According to a report on an entertainment website, Priyanka is all set to unleash her legal team to sue the rumour manufacturing magazine for spreading false information.
Each of these remains uncomfirmed speculation though, churned off a never-ending gossip machine. Whether PC and Nick Jonas eventually maintain the sacred "saath janm saath rehne ka janmo janmantar wala vada" (the promise to be kept through several lifetimes of being together for seven lives) remains to be seen, most importantly, by them.
But why on earth would anyone getting a divorce anyway — even if within months of the marriage — come as such an unholy, wide-eyed surprise in a country and culture where the very institution of marriage today seems to be under severe threat?

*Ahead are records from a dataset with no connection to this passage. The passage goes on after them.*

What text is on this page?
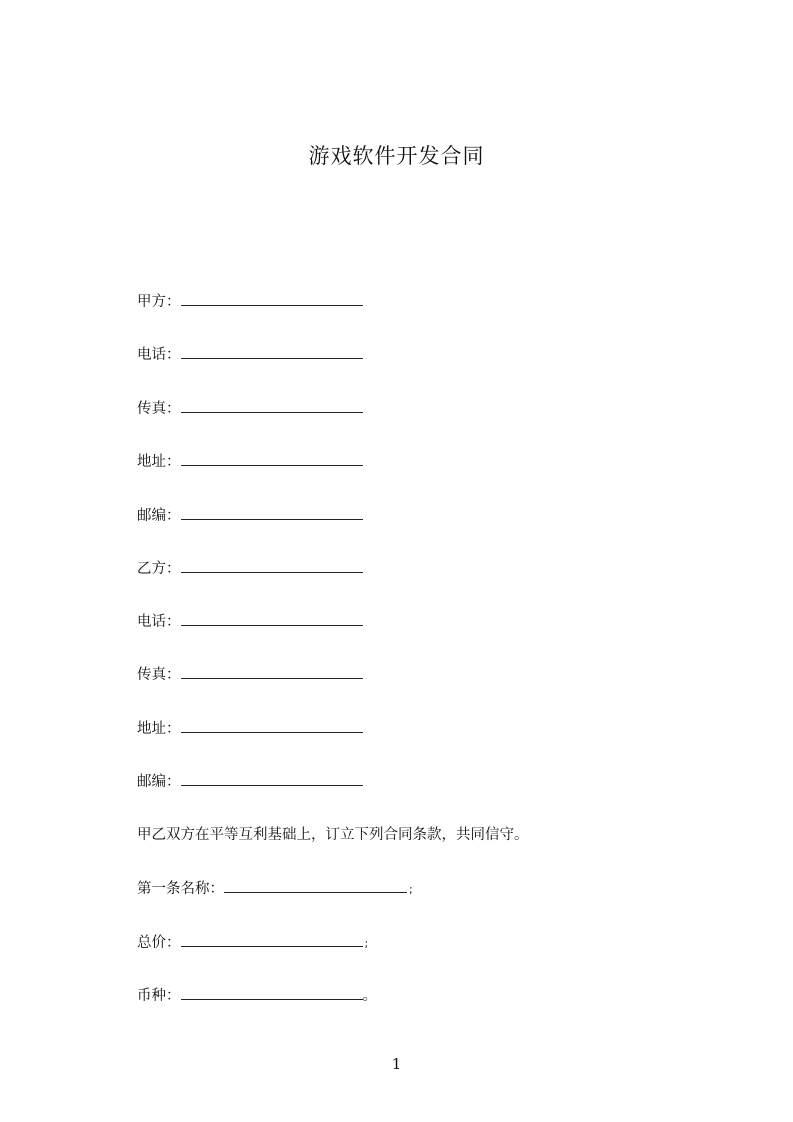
游戏软件开发合同
甲方：
电话：
传真：
地址：
邮编：
乙方：
电话：
传真：
地址：
邮编：
甲乙双方在平等互利基础上，订立下列合同条款，共同信守。
第一条名称：	;
总价：	;
币种：	。
1
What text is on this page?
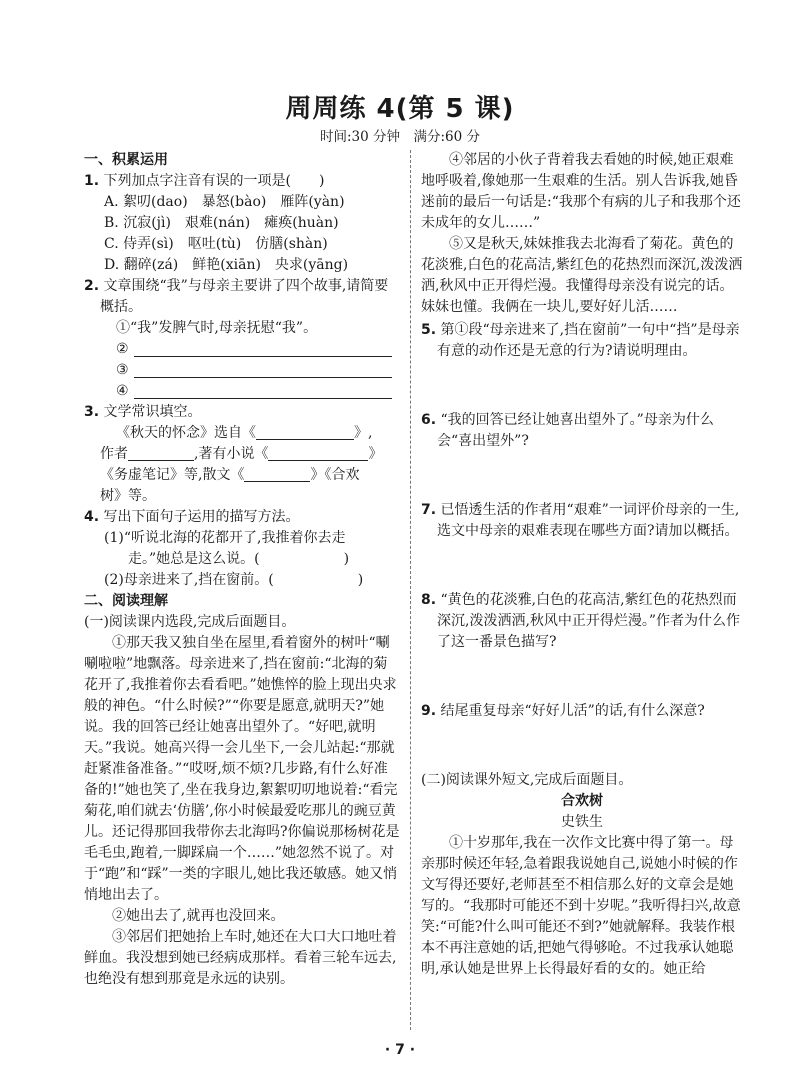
周周练 4(第 5 课)
时间:30 分钟　满分:60 分
一、积累运用
1. 下列加点字注音有误的一项是(　　)
A. 絮叨(dao)　暴怒(bào)　雁阵(yàn)
B. 沉寂(jì)　艰难(nán)　瘫痪(huàn)
C. 侍弄(sì)　呕吐(tù)　仿膳(shàn)
D. 翻碎(zá)　鲜艳(xiān)　央求(yāng)
2. 文章围绕“我”与母亲主要讲了四个故事,请简要概括。
①“我”发脾气时,母亲抚慰“我”。
②
③
④
3. 文学常识填空。
《秋天的怀念》选自《	》,
作者	,著有小说《	》
《务虚笔记》等,散文《	》《合欢
树》等。
4. 写出下面句子运用的描写方法。
(1)“听说北海的花都开了,我推着你去走
走。”她总是这么说。(　　　　　　)
(2)母亲进来了,挡在窗前。(　　　　　　)
二、阅读理解
(一)阅读课内选段,完成后面题目。
①那天我又独自坐在屋里,看着窗外的树叶“唰唰啦啦”地飘落。母亲进来了,挡在窗前:“北海的菊花开了,我推着你去看看吧。”她憔悴的脸上现出央求般的神色。“什么时候?”“你要是愿意,就明天?”她说。我的回答已经让她喜出望外了。“好吧,就明天。”我说。她高兴得一会儿坐下,一会儿站起:“那就赶紧准备准备。”“哎呀,烦不烦?几步路,有什么好准备的!”她也笑了,坐在我身边,絮絮叨叨地说着:“看完菊花,咱们就去‘仿膳’,你小时候最爱吃那儿的豌豆黄儿。还记得那回我带你去北海吗?你偏说那杨树花是毛毛虫,跑着,一脚踩扁一个……”她忽然不说了。对于“跑”和“踩”一类的字眼儿,她比我还敏感。她又悄悄地出去了。
②她出去了,就再也没回来。
③邻居们把她抬上车时,她还在大口大口地吐着鲜血。我没想到她已经病成那样。看着三轮车远去,也绝没有想到那竟是永远的诀别。
④邻居的小伙子背着我去看她的时候,她正艰难地呼吸着,像她那一生艰难的生活。别人告诉我,她昏迷前的最后一句话是:“我那个有病的儿子和我那个还未成年的女儿……”
⑤又是秋天,妹妹推我去北海看了菊花。黄色的花淡雅,白色的花高洁,紫红色的花热烈而深沉,泼泼洒洒,秋风中正开得烂漫。我懂得母亲没有说完的话。妹妹也懂。我俩在一块儿,要好好儿活……
5. 第①段“母亲进来了,挡在窗前”一句中“挡”是母亲有意的动作还是无意的行为?请说明理由。
6. “我的回答已经让她喜出望外了。”母亲为什么会“喜出望外”?
7. 已悟透生活的作者用“艰难”一词评价母亲的一生,选文中母亲的艰难表现在哪些方面?请加以概括。
8. “黄色的花淡雅,白色的花高洁,紫红色的花热烈而深沉,泼泼洒洒,秋风中正开得烂漫。”作者为什么作了这一番景色描写?
9. 结尾重复母亲“好好儿活”的话,有什么深意?
(二)阅读课外短文,完成后面题目。
合欢树
史铁生
①十岁那年,我在一次作文比赛中得了第一。母亲那时候还年轻,急着跟我说她自己,说她小时候的作文写得还要好,老师甚至不相信那么好的文章会是她写的。“我那时可能还不到十岁呢。”我听得扫兴,故意笑:“可能?什么叫可能还不到?”她就解释。我装作根本不再注意她的话,把她气得够呛。不过我承认她聪明,承认她是世界上长得最好看的女的。她正给
· 7 ·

A country where open marriages/relationships and infidelity is commonplace, as apparent on popular dating apps like Tinder, where every second man I swipe right tells me — within a split second — that he is married?
One of the cheesiest desi pick-up lines from married men — "can we just be friends?" (Photo: Twitter)
When I rebuke them, saying that my profile clearly specifies my stand against cheating, they sneakily add the line — which I can safely classify as the cheesiest desi pick-up line, "Can we be just friends?"
The word "just" is a safe bet. A sanitisation practice. A slimy, superficial, spineless bait.
Every year, world organisations such as the UN record global divorce rates — it has increased by upto 251.8% since 1960.
In India, the divorce rate is less than 1%.
Out of 1000 marriages, only 13 result in divorce.
Whose victory are we celebrating? Which win matters?